Cenerentola. Un film di Kenneth Branagh. Con Lily James, Richard Madden, Cate Blanchett, Helena Bonham Cartre, Holiday Grainger.

 

 

“Sii gentile e abbi coraggio..”

 

C’era una volta…

Tre semplici parole che preannunciano l’inizio del racconto di una fiaba. Quante volte abbiamo aspettato di sentirle pronunciare durante la nostra infanzia?

Una delle più famose, è la favola di Cenerentola, una giovane ragazza, maltrattata dalla seconda moglie del padre, che dopo aver partecipato ad un ballo tenutosi nel palazzo reale, incontra il principe, se ne innamora, corrisposta, e prendendosi la sua rivincita lo sposa.

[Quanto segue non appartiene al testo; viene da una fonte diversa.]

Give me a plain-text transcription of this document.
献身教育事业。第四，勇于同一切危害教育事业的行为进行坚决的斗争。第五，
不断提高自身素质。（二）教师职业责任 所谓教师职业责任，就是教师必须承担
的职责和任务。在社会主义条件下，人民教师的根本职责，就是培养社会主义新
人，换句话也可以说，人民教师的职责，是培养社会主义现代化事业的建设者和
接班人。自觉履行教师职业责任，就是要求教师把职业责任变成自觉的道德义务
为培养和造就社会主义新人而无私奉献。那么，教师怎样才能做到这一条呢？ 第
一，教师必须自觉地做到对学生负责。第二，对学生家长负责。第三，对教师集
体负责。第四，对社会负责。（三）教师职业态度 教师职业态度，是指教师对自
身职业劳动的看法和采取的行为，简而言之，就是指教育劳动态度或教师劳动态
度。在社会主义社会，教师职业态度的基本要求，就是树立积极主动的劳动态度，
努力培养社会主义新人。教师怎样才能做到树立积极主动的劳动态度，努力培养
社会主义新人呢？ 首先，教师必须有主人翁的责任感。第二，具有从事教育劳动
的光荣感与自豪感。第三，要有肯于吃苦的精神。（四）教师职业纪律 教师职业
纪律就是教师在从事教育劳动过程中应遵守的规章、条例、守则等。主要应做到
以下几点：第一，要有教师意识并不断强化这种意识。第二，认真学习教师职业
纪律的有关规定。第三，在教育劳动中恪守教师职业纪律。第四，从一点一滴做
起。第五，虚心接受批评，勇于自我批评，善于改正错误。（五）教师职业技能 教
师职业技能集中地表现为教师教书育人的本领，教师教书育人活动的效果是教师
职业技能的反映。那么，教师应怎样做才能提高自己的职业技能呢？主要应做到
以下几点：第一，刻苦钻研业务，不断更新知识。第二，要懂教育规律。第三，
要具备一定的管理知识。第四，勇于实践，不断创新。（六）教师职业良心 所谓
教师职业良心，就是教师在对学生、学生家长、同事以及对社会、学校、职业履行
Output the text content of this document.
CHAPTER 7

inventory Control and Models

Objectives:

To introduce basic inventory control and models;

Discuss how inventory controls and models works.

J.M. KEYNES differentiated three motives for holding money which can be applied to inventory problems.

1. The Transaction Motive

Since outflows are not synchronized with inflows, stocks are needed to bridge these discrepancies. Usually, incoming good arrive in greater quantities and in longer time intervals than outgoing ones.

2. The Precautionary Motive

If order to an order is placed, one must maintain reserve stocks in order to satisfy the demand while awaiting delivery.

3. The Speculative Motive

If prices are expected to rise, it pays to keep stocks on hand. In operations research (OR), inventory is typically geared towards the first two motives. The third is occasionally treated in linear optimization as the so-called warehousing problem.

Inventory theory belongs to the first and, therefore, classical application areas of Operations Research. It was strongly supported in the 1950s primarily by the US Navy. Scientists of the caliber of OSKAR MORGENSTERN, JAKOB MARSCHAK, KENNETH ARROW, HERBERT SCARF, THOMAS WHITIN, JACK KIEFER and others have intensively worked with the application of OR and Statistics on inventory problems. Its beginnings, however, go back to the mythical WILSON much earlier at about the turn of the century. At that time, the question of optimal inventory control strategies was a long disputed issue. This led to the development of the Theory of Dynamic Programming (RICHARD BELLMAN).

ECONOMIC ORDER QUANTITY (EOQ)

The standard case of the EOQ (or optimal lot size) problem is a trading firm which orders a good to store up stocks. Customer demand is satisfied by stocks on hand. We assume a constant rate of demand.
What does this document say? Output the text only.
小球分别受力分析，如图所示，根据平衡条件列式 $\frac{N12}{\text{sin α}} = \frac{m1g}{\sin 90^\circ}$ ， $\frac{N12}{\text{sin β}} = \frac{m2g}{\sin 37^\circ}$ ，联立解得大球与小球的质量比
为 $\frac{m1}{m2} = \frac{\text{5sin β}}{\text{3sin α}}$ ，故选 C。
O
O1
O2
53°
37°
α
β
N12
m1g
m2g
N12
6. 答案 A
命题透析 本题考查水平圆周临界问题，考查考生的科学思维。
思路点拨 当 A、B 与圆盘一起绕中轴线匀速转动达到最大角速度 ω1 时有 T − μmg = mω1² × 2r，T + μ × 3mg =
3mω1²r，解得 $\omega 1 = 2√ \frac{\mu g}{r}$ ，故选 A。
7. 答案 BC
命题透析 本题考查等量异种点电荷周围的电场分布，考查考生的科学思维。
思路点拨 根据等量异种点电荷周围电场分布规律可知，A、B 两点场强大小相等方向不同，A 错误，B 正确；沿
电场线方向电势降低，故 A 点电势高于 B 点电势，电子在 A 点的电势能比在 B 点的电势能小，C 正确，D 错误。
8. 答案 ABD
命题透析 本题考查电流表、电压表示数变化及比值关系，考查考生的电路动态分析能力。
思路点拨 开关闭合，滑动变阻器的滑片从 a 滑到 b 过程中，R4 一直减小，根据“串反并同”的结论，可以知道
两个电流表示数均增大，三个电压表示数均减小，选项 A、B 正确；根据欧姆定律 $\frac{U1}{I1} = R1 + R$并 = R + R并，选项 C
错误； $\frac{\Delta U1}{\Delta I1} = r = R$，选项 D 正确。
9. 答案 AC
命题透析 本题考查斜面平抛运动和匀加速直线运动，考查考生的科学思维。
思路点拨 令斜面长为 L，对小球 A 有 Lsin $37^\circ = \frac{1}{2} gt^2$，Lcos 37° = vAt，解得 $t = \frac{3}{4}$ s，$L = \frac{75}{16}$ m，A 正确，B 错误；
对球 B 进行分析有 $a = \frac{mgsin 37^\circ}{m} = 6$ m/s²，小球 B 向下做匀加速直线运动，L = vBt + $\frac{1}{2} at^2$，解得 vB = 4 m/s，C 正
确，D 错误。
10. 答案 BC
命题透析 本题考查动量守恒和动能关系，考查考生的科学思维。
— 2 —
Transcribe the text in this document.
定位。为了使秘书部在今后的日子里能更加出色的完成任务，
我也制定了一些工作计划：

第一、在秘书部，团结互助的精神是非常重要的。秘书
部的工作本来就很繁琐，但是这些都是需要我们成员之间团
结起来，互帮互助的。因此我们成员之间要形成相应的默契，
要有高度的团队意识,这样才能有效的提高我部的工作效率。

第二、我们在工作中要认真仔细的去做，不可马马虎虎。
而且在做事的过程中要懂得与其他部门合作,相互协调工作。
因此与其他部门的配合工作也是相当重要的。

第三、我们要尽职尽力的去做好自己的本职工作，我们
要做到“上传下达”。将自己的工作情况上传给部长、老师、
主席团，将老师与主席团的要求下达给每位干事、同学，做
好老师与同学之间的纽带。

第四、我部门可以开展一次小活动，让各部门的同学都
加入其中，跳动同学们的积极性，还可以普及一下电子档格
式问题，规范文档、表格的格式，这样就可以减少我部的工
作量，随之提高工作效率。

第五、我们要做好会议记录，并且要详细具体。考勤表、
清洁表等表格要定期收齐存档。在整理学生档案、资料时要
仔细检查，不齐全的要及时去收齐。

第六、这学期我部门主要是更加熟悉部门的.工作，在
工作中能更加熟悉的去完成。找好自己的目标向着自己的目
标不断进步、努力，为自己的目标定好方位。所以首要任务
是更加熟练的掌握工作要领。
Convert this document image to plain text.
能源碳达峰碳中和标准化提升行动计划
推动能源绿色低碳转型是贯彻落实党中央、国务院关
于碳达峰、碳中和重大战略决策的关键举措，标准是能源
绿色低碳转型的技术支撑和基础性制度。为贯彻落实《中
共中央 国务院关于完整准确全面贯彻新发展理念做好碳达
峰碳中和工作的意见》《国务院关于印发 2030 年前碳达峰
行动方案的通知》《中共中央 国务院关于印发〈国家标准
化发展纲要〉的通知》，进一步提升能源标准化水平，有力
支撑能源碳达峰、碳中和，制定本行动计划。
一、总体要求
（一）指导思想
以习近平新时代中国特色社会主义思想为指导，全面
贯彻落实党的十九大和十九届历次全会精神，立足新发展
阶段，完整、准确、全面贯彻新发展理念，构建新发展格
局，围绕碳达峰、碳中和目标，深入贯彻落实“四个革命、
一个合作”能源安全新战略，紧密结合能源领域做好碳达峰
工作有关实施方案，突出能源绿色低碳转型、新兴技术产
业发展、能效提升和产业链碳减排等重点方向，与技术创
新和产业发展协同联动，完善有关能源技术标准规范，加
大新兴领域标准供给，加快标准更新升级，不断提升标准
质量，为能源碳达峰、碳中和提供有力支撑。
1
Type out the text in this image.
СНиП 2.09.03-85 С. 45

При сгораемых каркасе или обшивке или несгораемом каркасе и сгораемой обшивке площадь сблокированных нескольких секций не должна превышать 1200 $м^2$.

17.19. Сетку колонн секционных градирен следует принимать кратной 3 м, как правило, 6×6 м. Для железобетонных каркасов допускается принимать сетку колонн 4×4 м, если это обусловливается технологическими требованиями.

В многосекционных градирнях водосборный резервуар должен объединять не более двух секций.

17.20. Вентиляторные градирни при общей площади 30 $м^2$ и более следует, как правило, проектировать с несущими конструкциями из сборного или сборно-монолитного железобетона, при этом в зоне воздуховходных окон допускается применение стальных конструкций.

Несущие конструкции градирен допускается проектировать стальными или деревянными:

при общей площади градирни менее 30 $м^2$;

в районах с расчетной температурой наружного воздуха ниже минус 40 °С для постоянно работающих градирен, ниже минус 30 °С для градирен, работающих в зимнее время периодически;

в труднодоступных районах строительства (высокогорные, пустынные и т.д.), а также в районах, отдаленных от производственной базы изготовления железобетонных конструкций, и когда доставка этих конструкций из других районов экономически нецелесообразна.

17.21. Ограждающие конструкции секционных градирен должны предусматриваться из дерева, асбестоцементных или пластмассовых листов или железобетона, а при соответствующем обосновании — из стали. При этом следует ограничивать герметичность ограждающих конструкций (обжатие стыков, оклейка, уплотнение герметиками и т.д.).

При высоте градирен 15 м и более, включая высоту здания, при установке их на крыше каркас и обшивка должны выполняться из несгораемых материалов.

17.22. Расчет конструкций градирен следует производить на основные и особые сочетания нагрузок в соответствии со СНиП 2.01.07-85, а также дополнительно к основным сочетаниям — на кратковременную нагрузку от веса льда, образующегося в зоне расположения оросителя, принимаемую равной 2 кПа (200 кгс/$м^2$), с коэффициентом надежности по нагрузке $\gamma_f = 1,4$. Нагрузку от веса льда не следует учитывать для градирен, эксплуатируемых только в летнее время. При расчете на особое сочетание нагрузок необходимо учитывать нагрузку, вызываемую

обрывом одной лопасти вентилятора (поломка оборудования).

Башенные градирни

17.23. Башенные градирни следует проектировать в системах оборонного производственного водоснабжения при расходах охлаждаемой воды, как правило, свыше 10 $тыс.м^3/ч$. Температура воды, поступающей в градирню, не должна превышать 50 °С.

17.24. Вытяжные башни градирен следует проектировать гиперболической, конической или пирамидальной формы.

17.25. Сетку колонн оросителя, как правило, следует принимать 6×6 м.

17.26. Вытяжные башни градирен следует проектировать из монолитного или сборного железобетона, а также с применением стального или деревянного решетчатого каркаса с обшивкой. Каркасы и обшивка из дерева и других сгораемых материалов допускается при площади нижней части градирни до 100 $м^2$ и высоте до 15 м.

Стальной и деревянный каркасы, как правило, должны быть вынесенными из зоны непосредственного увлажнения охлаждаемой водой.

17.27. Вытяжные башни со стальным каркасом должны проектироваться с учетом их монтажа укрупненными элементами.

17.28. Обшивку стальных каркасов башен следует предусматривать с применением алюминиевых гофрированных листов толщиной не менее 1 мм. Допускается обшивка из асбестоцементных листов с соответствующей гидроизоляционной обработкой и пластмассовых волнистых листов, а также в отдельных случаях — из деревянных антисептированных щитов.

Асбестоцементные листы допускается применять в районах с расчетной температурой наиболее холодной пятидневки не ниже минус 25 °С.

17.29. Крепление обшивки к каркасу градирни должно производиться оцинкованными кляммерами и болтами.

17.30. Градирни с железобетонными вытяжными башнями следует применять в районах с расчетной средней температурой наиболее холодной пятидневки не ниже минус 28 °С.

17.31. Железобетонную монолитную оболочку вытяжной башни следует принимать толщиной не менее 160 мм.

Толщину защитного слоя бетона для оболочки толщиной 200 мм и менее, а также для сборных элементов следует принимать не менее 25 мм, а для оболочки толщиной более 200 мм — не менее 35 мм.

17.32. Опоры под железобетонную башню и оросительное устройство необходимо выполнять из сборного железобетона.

Esattamente nel 1950, la fiaba è stata trasformata in quello che sarebbe stato uno dei più apprezzati ed amati film d’animazione Disney.

Le versioni più famose di questa favola, sono quelle dei fratelli Grimm e di Charles Perrault. Ed è proprio da quest’ultima versione che oggi, 65 anni dopo, quello che era solo un cartone, si (ri)presenta al cinema come un live-action.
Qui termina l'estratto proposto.